La question de la propriété du siège a également été débattue. L'UMP, qui louait ses locaux rue La Boétie, dans le 8e arrondissement de Paris, pour 4 millions d'euros par an, a pris se quartiers en décembre 2011 dans un immeuble à façade vitrée d'une superficie de 5 500 m2 doté d'une vaste salle de conférences et de 5 étages de bureaux. Une acquisition qui a coûté 40 millions d'euros (19 millions d'euros pour acheter le bâtiment, 21 pour le réhabiliter) et a été financée en majeure partie par un emprunt de 32 millions d'euros contracté sur une période de 13,5 années, selon Le Monde. Nathalie Kosciusko-Morizet aurait proposé que l'UMP le revende pour éponger ses dettes, comme l'a fait le Front national avec le Paquebot, son ancien siège de campagne. Une solution qui n'est pas privilégiée par Jean-François Copé, dont un proche détaille les avantages à posséder ses propres locaux. "L'intérêt d'être propriétaire du siège, c'est de disposer d'un amphi de 400 places assises. On n'a plus besoin de louer des salles de réunion. On organise tout en interne le matin ou l'après-midi, mais on évite les déjeuners pour éviter de payer un repas à 400 personnes." Cela permettrait également de réduire les dépenses de près de 1 million d'euros annuel en location de salle.

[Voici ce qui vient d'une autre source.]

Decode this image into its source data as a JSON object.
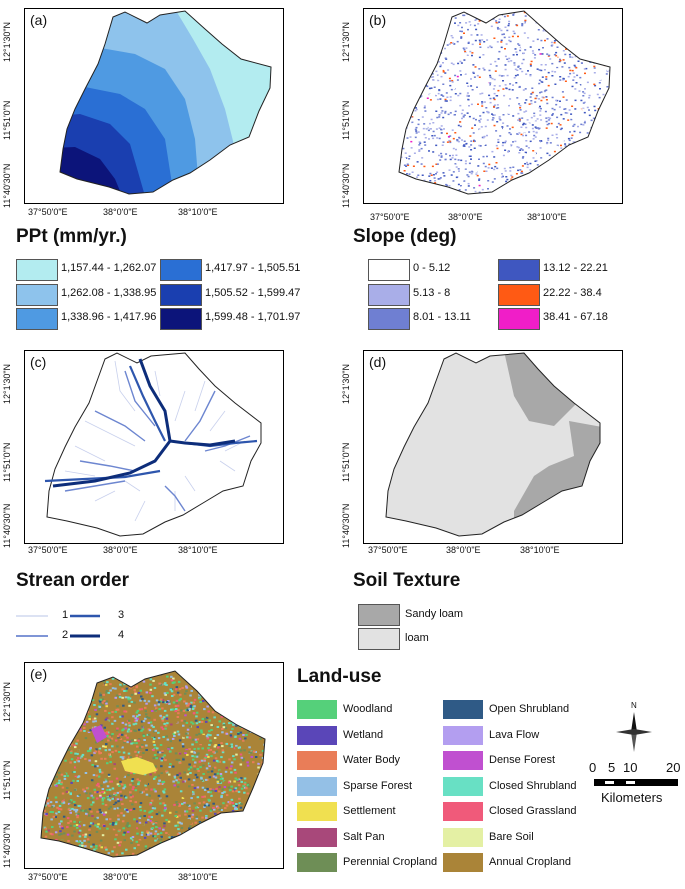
{
  "panels": {
    "a": {
      "label": "(a)",
      "title": "PPt (mm/yr.)",
      "legend": [
        {
          "label": "1,157.44 - 1,262.07",
          "color": "#b3ecf0"
        },
        {
          "label": "1,262.08 - 1,338.95",
          "color": "#8ec3ec"
        },
        {
          "label": "1,338.96 - 1,417.96",
          "color": "#4f9ae2"
        },
        {
          "label": "1,417.97 - 1,505.51",
          "color": "#2a6fd4"
        },
        {
          "label": "1,505.52 - 1,599.47",
          "color": "#1a3fb0"
        },
        {
          "label": "1,599.48 - 1,701.97",
          "color": "#0c147a"
        }
      ]
    },
    "b": {
      "label": "(b)",
      "title": "Slope (deg)",
      "legend": [
        {
          "label": "0 - 5.12",
          "color": "#ffffff"
        },
        {
          "label": "5.13 - 8",
          "color": "#a9aee8"
        },
        {
          "label": "8.01 - 13.11",
          "color": "#6f7fd2"
        },
        {
          "label": "13.12 - 22.21",
          "color": "#3f57c0"
        },
        {
          "label": "22.22 - 38.4",
          "color": "#ff5a14"
        },
        {
          "label": "38.41 - 67.18",
          "color": "#f01ec8"
        }
      ]
    },
    "c": {
      "label": "(c)",
      "title": "Strean order",
      "legend": [
        {
          "label": "1",
          "color": "#c8d0ec"
        },
        {
          "label": "2",
          "color": "#6d86d0"
        },
        {
          "label": "3",
          "color": "#2e56ad"
        },
        {
          "label": "4",
          "color": "#0d2d7a"
        }
      ]
    },
    "d": {
      "label": "(d)",
      "title": "Soil Texture",
      "legend": [
        {
          "label": "Sandy loam",
          "color": "#a8a8a8"
        },
        {
          "label": "loam",
          "color": "#e2e2e2"
        }
      ]
    },
    "e": {
      "label": "(e)"
    }
  },
  "axes": {
    "y_ticks": [
      "12°1'30\"N",
      "11°51'0\"N",
      "11°40'30\"N"
    ],
    "x_ticks": [
      "37°50'0\"E",
      "38°0'0\"E",
      "38°10'0\"E"
    ]
  },
  "landuse": {
    "title": "Land-use",
    "col1": [
      {
        "label": "Woodland",
        "color": "#55d07a"
      },
      {
        "label": "Wetland",
        "color": "#5a46b8"
      },
      {
        "label": "Water Body",
        "color": "#e97d58"
      },
      {
        "label": "Sparse Forest",
        "color": "#94c0e6"
      },
      {
        "label": "Settlement",
        "color": "#f0e050"
      },
      {
        "label": "Salt Pan",
        "color": "#a8487a"
      },
      {
        "label": "Perennial Cropland",
        "color": "#6e8e56"
      }
    ],
    "col2": [
      {
        "label": "Open Shrubland",
        "color": "#2f5a86"
      },
      {
        "label": "Lava Flow",
        "color": "#b39ef0"
      },
      {
        "label": "Dense Forest",
        "color": "#c050d0"
      },
      {
        "label": "Closed Shrubland",
        "color": "#68e0c4"
      },
      {
        "label": "Closed Grassland",
        "color": "#f05a7a"
      },
      {
        "label": "Bare Soil",
        "color": "#e4f0a4"
      },
      {
        "label": "Annual Cropland",
        "color": "#aa8438"
      }
    ]
  },
  "north_arrow": {
    "label": "N"
  },
  "scale_bar": {
    "ticks": [
      "0",
      "5",
      "10",
      "20"
    ],
    "unit": "Kilometers"
  }
}
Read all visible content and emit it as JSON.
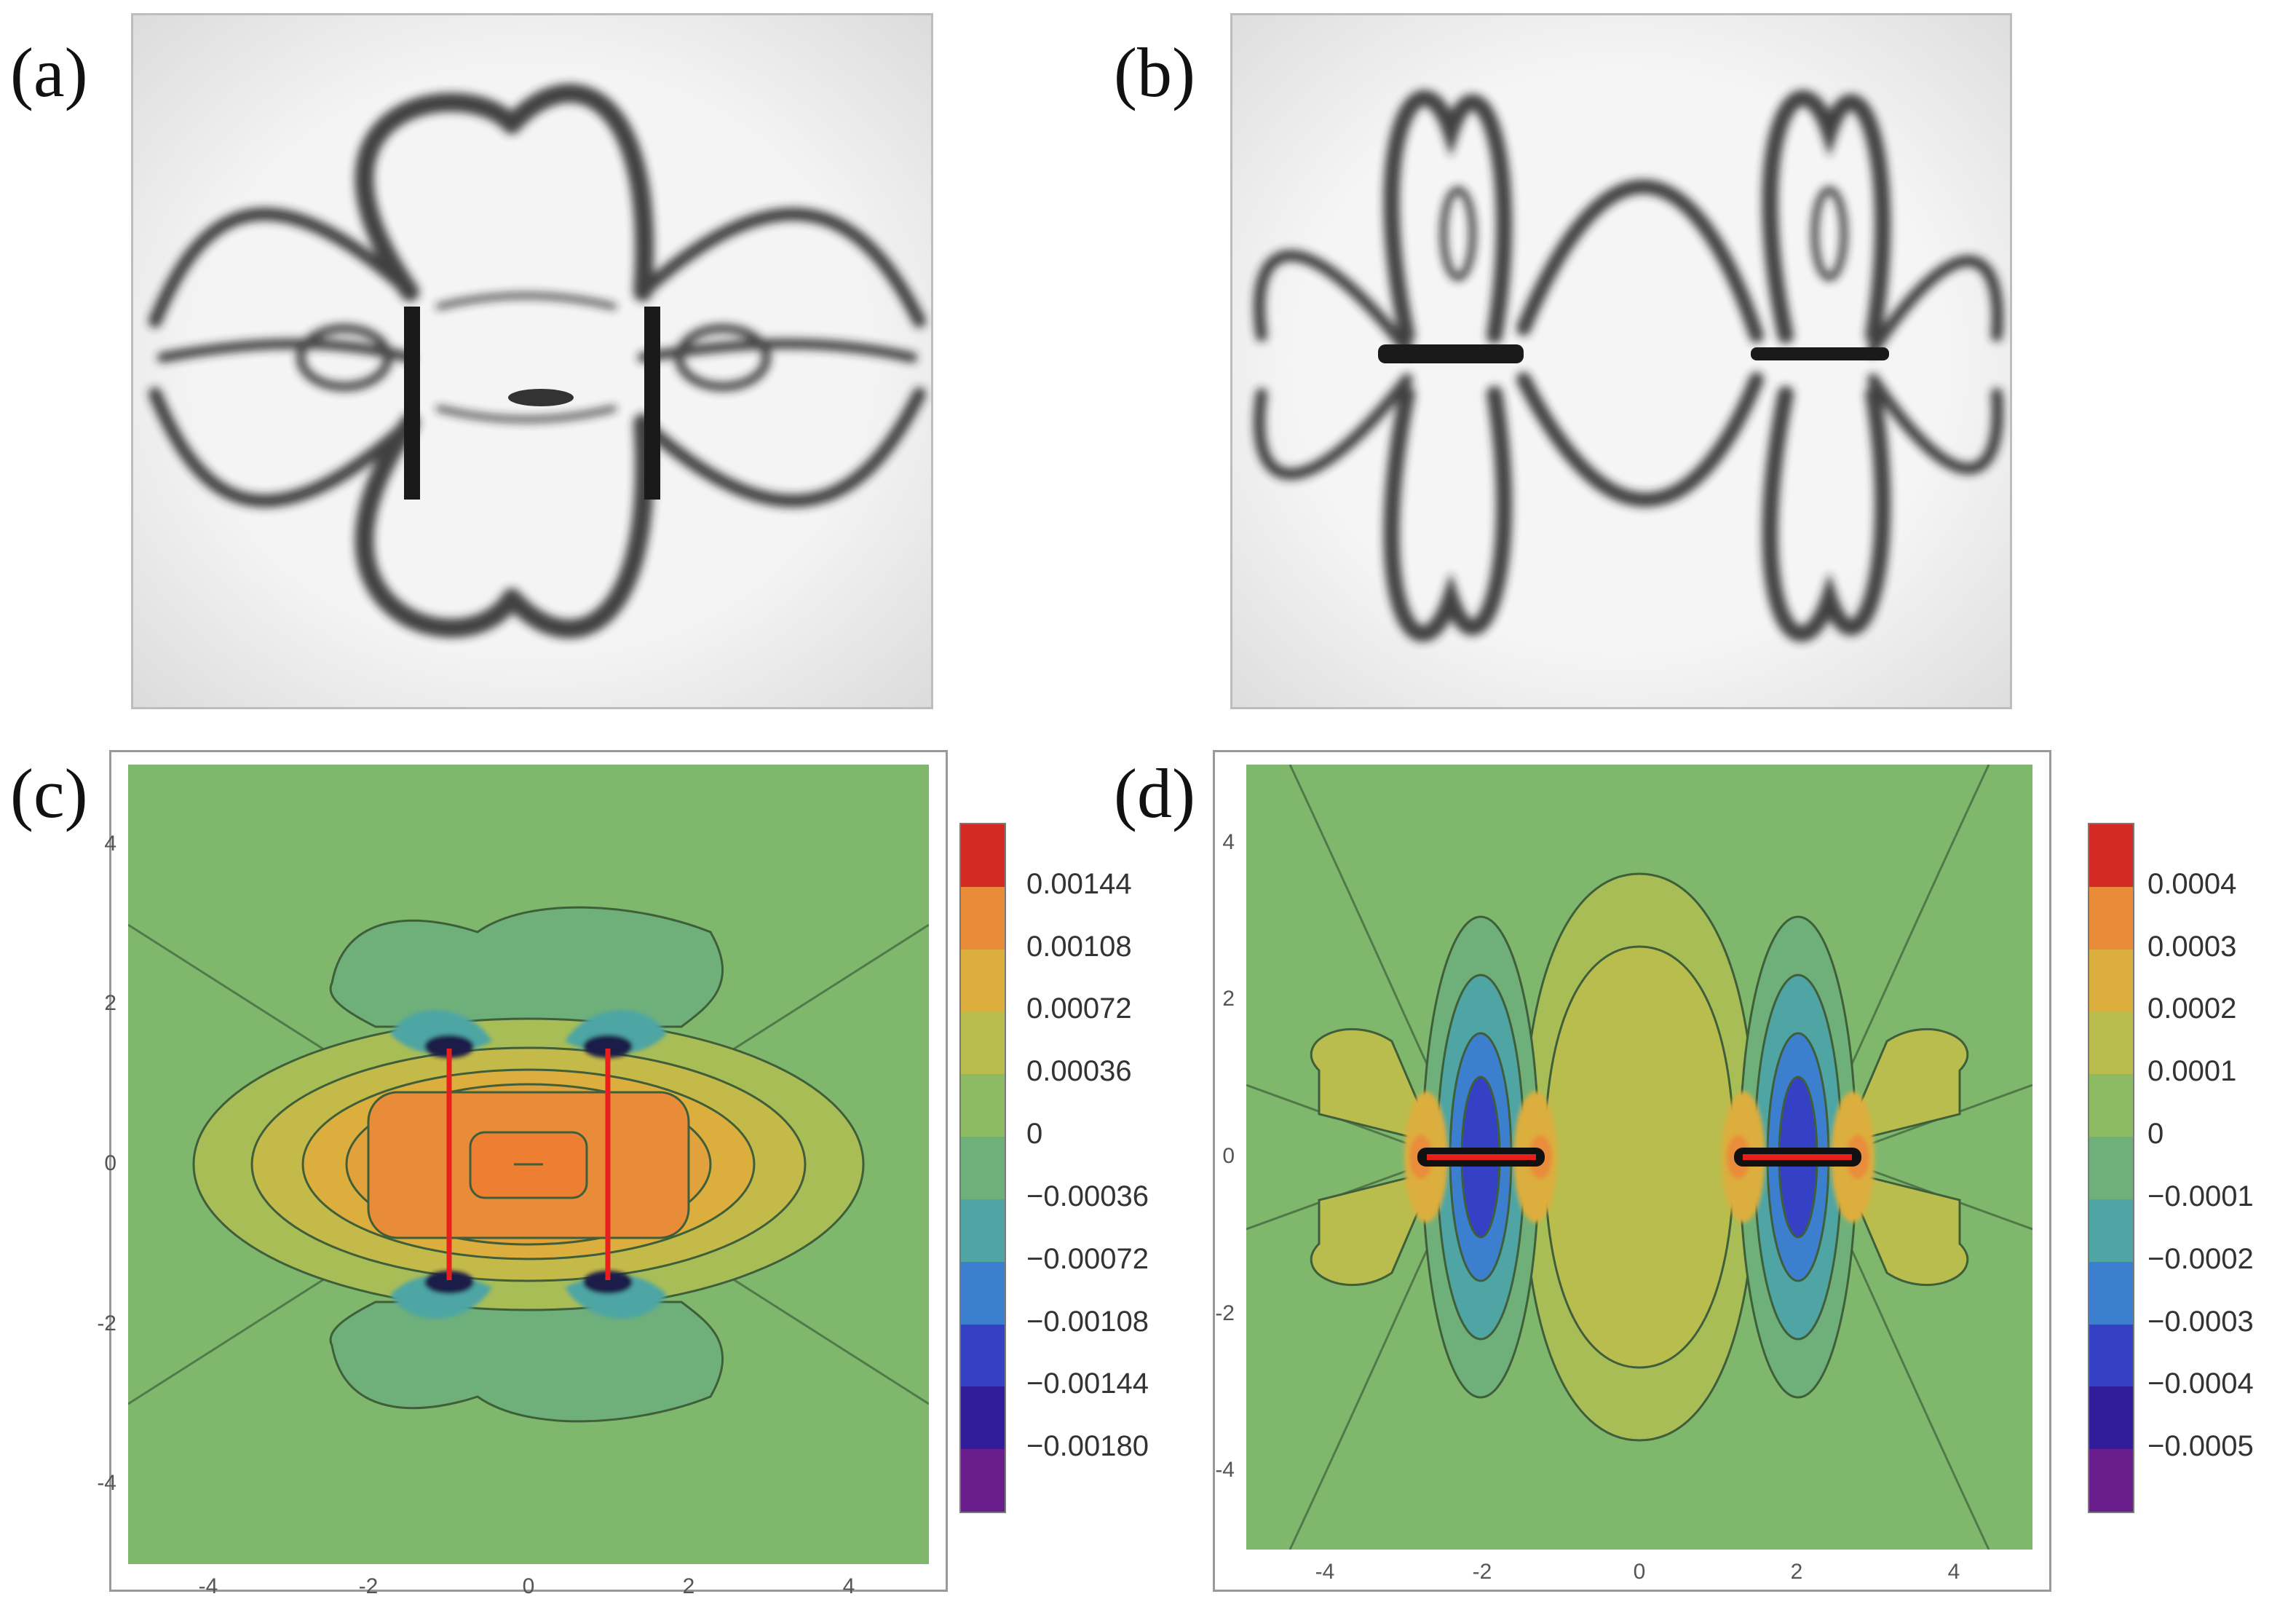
{
  "panels": {
    "a": {
      "label": "(a)"
    },
    "b": {
      "label": "(b)"
    },
    "c": {
      "label": "(c)"
    },
    "d": {
      "label": "(d)"
    }
  },
  "chart_data": [
    {
      "panel": "(c)",
      "type": "heatmap",
      "x_ticks": [
        "-4",
        "-2",
        "0",
        "2",
        "4"
      ],
      "y_ticks": [
        "4",
        "2",
        "0",
        "-2",
        "-4"
      ],
      "xlim": [
        -5,
        5
      ],
      "ylim": [
        -5,
        5
      ],
      "colorbar_labels": [
        "0.00144",
        "0.00108",
        "0.00072",
        "0.00036",
        "0",
        "−0.00036",
        "−0.00072",
        "−0.00108",
        "−0.00144",
        "−0.00180"
      ],
      "colorbar_colors": [
        "#d42a24",
        "#e98c3a",
        "#dcae3e",
        "#b9bd4e",
        "#8dbb64",
        "#6fb07a",
        "#4ea5a4",
        "#3d7fcf",
        "#3541c4",
        "#311c9a",
        "#6a1d8c"
      ],
      "cracks": [
        {
          "x": -1,
          "y1": -1,
          "y2": 1
        },
        {
          "x": 1,
          "y1": -1,
          "y2": 1
        }
      ]
    },
    {
      "panel": "(d)",
      "type": "heatmap",
      "x_ticks": [
        "-4",
        "-2",
        "0",
        "2",
        "4"
      ],
      "y_ticks": [
        "4",
        "2",
        "0",
        "-2",
        "-4"
      ],
      "xlim": [
        -5,
        5
      ],
      "ylim": [
        -5,
        5
      ],
      "colorbar_labels": [
        "0.0004",
        "0.0003",
        "0.0002",
        "0.0001",
        "0",
        "−0.0001",
        "−0.0002",
        "−0.0003",
        "−0.0004",
        "−0.0005"
      ],
      "colorbar_colors": [
        "#d42a24",
        "#e98c3a",
        "#dcae3e",
        "#b9bd4e",
        "#8dbb64",
        "#6fb07a",
        "#4ea5a4",
        "#3d7fcf",
        "#3541c4",
        "#311c9a",
        "#6a1d8c"
      ],
      "cracks": [
        {
          "y": 0,
          "x1": -2.8,
          "x2": -1.2
        },
        {
          "y": 0,
          "x1": 1.2,
          "x2": 2.8
        }
      ]
    }
  ]
}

Pour rééquilibrer ses comptes, l'UMP creuse plusieurs pistes. Le parti n'a pas augmenté le montant de l'adhésion, fixé à 25 euros, mais incite ses encartés à verser des contributions ponctuelles, comme celle de 10 euros pour les élections municipales de mars 2014. Le montant de la cotisation demandée à ses élus a augmenté : "Depuis le 1er janvier 2013, ils doivent verser 5 % du montant net de leurs indemnités, contre 3 % auparavant", indique Catherine Vautrin, trésorière de l'UMP, dans les colonnes du Monde. Un pourcentage qui reste largement inférieur aux 10 % minimum demandés par le PS à ses élus. Pour combler ses besoins, l'UMP aurait emprunté près de 55 millions d'euros, auprès de quatre banques qui auraient exigé un plan de retour à l'équilibre sur cinq ans. Pour remplir cet objectif, le parti doit donc réaliser chaque année environ 10 millions d'euros d'économie jusqu'à 2017, sous peine de se faire déposséder de son siège par les établissements financiers. Encore faut-il que, d'ici là, les querelles intestines n'aient pas eu raison de l'institution.